So here is what I'm thinking of doing. Please point out any mistakes I'm making. Like I said, I've never done this before. 
1. I've removed all the loose tiles. 
2. I still need to remove some remaining stubborn hardened thinset, but trust me, there isn't much of that. I'm using a hammer and screwdriver, very tedious.
3. Should I clean the original tile with muriatic acid or something harsh like that? I want to make sure I don't have this problem again. I don't want to have to sand it as I would have to do that by hand. 
4. Then from what people at the tile place said I need to put down a coat of Plasterbond. It's blue stuff with a consistency about like salad dressing in a bottle. Has anyone used it before? Does it need to dry before I put the thinset down? I haven't found a reference on the internet to it being used for tile but it seems to be commonly used here. 
5. From reading on the internet I'm confused about what is Modified and Unmodified thinset. Can someone explain that to me? And which should I be using and why? I can't guarantee I'll be able to find it, but I'll look.
6. Sorry, I'm such a novice but do I just spread the thinset on the back of the tile like frosting a cake or do I have to put the streaks through it? Is that called combing? And what is the purpose of that?
7. And I cover the entire tile, right? Not just the center or the edges?
8. Then I put the tile down on the floor, right? Do I wiggle it around and press it down at the same time to get a good connection?
9. If you don't want to answer all these questions, is there a website where they could give me a detailed step by step procedure?
Thanks for any help you can give me. Carole (morlaine)


----------



## oh'mike

"Mud" What Is It? - Kitchen & Bath Remodeling - DIY Chatroom - DIY Home Improvement Forum

This explains thinset very well---in a nutshell--unmodified=just cement and sand--surface must be ideal to use this--

Modified--has powdered latex in the bag and sticks very well over most surfaces

Liquid latex added to unmodified ===stickiest of the three--best for tile over tile--

Muriatic acid---do not do that---the acid will clean the face of the tile---but --if it gets under the tile it will weaken the old thinset and could cause a failure of the old tile--


----------



## Blondesense

Morlain, I'm no expert, having done all of two tile jobs myself, but I'll share what I know.

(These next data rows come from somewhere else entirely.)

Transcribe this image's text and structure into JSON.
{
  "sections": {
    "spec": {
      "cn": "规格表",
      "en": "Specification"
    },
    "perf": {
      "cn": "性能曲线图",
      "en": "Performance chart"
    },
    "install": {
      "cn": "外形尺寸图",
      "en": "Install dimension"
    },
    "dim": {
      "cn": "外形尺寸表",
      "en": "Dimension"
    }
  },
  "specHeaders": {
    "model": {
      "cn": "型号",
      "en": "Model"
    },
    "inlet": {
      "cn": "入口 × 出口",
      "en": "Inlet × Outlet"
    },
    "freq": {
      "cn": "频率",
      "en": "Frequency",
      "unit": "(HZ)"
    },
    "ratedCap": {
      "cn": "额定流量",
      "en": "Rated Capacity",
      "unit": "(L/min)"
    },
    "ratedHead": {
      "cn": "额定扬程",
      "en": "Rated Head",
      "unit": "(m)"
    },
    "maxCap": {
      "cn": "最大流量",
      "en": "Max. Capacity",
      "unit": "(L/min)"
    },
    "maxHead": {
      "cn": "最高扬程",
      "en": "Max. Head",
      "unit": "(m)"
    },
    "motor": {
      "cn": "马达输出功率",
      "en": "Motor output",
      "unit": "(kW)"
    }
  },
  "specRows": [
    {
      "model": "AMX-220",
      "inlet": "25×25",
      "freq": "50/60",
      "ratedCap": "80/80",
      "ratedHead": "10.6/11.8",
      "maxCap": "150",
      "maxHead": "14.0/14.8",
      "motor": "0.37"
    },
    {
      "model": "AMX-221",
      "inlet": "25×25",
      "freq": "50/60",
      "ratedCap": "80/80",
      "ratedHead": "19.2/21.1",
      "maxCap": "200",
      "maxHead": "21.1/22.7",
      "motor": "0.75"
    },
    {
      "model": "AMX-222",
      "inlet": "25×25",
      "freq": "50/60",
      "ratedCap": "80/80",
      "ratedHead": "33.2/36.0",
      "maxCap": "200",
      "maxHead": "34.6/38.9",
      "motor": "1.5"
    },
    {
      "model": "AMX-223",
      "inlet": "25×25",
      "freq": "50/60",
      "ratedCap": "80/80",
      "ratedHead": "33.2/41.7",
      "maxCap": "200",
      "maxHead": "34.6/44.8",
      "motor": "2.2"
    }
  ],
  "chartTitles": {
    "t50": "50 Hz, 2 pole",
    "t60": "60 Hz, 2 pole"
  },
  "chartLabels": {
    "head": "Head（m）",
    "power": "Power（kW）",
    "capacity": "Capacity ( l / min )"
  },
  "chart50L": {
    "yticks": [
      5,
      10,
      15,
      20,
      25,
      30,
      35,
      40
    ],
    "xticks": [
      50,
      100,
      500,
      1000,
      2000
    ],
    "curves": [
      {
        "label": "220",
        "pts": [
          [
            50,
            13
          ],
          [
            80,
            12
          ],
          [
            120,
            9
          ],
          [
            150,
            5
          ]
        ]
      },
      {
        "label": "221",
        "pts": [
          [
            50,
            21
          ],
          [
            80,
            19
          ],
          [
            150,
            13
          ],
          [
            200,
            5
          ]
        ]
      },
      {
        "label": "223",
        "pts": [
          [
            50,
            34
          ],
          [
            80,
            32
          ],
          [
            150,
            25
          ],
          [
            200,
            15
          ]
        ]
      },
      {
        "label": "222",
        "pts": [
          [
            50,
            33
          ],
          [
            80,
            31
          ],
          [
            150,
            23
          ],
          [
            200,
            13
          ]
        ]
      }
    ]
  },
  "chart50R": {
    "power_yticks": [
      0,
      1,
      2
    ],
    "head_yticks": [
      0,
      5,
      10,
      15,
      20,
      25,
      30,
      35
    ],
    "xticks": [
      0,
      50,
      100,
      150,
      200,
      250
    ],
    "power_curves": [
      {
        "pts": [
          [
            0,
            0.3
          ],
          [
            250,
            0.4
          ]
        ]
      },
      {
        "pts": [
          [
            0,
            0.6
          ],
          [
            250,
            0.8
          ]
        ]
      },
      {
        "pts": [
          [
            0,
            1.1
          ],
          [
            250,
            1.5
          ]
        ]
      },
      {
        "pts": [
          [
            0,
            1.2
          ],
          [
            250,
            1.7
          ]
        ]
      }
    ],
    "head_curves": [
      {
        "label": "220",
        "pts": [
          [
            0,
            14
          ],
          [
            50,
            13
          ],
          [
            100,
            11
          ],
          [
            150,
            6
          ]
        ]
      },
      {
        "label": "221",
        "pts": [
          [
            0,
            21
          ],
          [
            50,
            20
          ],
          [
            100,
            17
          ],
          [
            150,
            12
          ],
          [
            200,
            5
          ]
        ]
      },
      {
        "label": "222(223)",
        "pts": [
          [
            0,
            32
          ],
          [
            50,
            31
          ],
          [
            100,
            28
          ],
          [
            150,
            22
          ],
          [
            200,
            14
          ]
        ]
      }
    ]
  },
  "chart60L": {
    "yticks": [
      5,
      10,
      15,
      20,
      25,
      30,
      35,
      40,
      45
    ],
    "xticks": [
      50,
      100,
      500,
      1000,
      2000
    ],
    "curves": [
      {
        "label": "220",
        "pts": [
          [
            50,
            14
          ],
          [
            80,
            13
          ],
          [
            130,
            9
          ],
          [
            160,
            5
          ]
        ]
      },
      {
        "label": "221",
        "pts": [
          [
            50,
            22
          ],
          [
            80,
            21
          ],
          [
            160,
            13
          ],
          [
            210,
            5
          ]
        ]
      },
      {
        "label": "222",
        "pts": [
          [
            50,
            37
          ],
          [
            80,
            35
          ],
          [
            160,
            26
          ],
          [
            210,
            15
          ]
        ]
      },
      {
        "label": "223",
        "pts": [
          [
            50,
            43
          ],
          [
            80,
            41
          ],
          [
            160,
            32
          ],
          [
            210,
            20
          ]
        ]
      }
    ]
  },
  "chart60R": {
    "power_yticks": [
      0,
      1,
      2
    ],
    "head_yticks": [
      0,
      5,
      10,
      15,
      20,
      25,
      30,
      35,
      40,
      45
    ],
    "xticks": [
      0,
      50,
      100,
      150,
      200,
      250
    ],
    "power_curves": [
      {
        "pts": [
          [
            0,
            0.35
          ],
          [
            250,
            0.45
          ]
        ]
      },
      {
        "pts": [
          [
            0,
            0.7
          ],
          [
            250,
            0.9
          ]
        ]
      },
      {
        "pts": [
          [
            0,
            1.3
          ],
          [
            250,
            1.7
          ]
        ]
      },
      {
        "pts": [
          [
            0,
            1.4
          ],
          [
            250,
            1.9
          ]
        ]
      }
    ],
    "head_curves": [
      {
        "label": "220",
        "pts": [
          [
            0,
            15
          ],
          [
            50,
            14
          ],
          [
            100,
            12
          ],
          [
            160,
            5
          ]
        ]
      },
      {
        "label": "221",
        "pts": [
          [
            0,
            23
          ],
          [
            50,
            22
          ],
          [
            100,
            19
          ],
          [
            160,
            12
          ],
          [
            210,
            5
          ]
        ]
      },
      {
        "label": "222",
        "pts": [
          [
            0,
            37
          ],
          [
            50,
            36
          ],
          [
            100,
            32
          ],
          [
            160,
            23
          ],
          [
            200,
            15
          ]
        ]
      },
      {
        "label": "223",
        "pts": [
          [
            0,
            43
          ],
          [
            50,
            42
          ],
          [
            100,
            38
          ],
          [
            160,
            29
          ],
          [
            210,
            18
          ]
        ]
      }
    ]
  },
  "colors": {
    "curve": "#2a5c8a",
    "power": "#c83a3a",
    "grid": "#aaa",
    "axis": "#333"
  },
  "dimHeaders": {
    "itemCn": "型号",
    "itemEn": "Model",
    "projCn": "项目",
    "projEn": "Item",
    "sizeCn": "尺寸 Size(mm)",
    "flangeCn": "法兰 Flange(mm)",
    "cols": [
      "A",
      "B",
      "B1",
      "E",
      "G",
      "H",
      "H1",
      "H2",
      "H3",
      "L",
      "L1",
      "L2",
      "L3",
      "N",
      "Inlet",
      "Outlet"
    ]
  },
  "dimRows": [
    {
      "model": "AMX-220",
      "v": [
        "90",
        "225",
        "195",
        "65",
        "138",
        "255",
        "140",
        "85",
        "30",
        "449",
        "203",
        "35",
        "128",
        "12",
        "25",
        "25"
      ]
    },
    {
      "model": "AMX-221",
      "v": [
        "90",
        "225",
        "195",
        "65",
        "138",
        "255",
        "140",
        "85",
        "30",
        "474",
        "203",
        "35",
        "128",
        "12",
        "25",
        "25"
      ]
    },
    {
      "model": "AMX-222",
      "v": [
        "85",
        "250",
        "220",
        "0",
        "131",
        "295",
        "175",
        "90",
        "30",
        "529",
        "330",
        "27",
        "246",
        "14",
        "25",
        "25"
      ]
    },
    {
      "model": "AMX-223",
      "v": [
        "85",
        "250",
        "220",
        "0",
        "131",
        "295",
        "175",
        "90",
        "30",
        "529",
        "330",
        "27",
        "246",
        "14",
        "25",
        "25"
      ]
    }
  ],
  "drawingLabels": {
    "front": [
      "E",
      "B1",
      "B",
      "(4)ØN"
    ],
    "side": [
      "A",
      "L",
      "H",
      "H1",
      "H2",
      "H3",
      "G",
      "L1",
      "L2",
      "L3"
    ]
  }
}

First, you might also want to check the rest of your tiles to see if any are loose. If you take a screwdriver or hammer and tap the tiles with the _handle_, loose tiles will give a different hollow sound than secure ones. 

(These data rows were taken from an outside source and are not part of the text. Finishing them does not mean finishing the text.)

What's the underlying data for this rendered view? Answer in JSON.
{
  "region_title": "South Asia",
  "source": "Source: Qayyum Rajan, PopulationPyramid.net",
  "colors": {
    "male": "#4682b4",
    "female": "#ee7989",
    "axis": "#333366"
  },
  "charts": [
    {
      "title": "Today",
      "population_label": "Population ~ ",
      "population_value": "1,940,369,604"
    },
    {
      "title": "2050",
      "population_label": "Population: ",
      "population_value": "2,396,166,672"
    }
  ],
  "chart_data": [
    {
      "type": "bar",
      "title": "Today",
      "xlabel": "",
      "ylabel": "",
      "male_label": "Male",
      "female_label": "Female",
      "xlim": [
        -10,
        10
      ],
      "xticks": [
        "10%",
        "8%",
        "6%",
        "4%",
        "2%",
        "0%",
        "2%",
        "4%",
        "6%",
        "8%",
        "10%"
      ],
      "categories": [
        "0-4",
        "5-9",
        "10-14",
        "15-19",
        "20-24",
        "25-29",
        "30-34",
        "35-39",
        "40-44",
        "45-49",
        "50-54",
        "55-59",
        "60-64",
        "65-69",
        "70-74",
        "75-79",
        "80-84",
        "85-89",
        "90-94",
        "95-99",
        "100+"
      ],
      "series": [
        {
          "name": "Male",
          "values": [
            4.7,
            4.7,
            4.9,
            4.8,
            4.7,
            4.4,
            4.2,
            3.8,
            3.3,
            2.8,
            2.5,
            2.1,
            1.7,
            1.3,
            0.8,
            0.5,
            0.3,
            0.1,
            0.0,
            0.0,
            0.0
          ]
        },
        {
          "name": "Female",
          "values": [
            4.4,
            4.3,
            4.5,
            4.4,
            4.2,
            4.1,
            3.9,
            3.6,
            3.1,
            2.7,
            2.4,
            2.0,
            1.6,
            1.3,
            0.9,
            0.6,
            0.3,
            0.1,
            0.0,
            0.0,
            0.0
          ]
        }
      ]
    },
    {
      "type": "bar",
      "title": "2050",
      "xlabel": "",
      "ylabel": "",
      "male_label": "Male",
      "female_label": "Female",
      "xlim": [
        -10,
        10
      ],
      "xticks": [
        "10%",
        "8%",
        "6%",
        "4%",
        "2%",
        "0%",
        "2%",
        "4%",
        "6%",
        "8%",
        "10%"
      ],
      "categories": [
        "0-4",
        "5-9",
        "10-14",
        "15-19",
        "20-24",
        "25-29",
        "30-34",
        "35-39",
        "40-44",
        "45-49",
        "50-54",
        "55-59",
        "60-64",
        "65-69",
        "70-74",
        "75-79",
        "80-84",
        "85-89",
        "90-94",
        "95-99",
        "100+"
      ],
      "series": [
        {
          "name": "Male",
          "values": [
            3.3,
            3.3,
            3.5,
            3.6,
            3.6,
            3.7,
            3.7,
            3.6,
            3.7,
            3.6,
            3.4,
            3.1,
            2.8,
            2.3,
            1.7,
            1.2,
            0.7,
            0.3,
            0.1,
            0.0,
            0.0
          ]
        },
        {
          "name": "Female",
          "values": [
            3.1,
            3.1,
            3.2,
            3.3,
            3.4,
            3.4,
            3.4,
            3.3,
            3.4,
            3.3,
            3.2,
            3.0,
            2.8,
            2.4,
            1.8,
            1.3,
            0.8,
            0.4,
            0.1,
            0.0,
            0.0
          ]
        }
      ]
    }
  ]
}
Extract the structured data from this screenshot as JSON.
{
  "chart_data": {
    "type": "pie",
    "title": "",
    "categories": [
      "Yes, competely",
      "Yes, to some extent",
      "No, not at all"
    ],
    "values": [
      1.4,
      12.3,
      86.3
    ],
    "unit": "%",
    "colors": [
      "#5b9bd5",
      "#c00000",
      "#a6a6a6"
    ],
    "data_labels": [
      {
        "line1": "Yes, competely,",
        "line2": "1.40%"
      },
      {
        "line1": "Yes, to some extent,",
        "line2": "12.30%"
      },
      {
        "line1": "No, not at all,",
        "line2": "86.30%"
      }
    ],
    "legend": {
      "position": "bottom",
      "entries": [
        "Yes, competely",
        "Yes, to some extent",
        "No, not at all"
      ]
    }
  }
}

Then, yes, you want full coverage on the tile. You need a notched trowel. They come with different size notches depending on the size of your tile. You can either spread it on the floor or you can spread it on the tile. First use the smooth side of the trowel to spread it, then use the notched edge to put the streaks in it. The streaks ensure even coverage of the thinset and better adhesion. And then press it firmly in place. 

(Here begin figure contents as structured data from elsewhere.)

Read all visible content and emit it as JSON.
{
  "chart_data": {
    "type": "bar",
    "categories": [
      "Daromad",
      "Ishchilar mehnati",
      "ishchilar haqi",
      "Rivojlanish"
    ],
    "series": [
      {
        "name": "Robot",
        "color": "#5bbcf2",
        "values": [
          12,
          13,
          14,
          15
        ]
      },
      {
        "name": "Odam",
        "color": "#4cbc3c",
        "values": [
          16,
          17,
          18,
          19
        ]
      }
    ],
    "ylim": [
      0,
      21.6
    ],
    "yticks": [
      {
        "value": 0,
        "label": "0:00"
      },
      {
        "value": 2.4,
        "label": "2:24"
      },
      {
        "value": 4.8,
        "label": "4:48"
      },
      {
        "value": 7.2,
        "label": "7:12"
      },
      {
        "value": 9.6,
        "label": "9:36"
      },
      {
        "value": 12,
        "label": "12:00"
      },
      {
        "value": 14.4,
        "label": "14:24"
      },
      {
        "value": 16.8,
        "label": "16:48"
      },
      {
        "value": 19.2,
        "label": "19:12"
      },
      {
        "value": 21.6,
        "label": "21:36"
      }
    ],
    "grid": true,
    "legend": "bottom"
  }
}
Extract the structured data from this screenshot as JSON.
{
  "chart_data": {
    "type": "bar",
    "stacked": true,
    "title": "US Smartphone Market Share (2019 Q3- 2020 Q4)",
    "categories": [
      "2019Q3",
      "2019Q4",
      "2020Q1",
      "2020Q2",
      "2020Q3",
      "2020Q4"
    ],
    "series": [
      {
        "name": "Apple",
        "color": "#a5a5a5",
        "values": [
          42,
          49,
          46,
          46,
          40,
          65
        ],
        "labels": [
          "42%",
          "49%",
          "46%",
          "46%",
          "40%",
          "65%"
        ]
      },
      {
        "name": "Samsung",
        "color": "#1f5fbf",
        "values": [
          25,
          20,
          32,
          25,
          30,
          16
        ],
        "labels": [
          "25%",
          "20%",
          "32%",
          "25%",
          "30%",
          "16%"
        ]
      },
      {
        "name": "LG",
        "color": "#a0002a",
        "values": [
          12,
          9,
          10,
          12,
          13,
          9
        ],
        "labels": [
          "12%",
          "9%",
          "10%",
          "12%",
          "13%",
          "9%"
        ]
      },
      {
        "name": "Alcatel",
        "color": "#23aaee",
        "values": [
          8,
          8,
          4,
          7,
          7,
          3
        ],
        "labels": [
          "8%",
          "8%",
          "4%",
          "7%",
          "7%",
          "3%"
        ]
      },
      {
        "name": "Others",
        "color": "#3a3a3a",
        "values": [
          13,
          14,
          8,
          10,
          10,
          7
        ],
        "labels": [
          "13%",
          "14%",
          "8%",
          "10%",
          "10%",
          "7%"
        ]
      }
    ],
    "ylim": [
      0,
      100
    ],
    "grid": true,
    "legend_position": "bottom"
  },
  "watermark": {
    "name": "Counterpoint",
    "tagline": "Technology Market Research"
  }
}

One other thing I will mention is to bring one of your old tiles with you when looking for new. You want to make sure there is no significant difference in the thickness of the tile. If anything, you probably want to look for a slightly thinner tile since you will be using more thinset than they did. :whistling2:

Lastly keep in mind that although you could be right that the reason for the failure was lack of thinset, there are other possibilities and there is no guarantee that this problem won't happen again.


----------



## morlaine

*Tile on Tile response to Blondesense*

Hi Blondesense,
Do you live close to Salem MO? I would like some info about southern MO if you have the time. 
Thanks for your post, the info was very helpful. Regards, Carole (morlaine)


----------



## greg.digi

*question about tile over tile*

*ceramic tile over existing tile*

Hi, I have a question about installing ceramic in a bathroom. The room is 5x9. My original plan was to go over the old tile with new. The old tile is solid, flat, and over a mud bed. The problem that came up is that I removed the old tub because of leaks and found some of the 3/4 floor planks rotted. I had to replace them under the tub and had to go 1 full board into the existing tile. SoI had to remove 7" of the old tile and mud. I cut it out pretty clean with a diamond blade. So now I'm left with a void about 7' wide 3' deep to fill in next to the tub. What should I fill this in with and if cement how do I get it th bond to the side of the old tile and mud that was cut? what do I do to avoid this seam as a potential cracking area? Thanks Greg


----------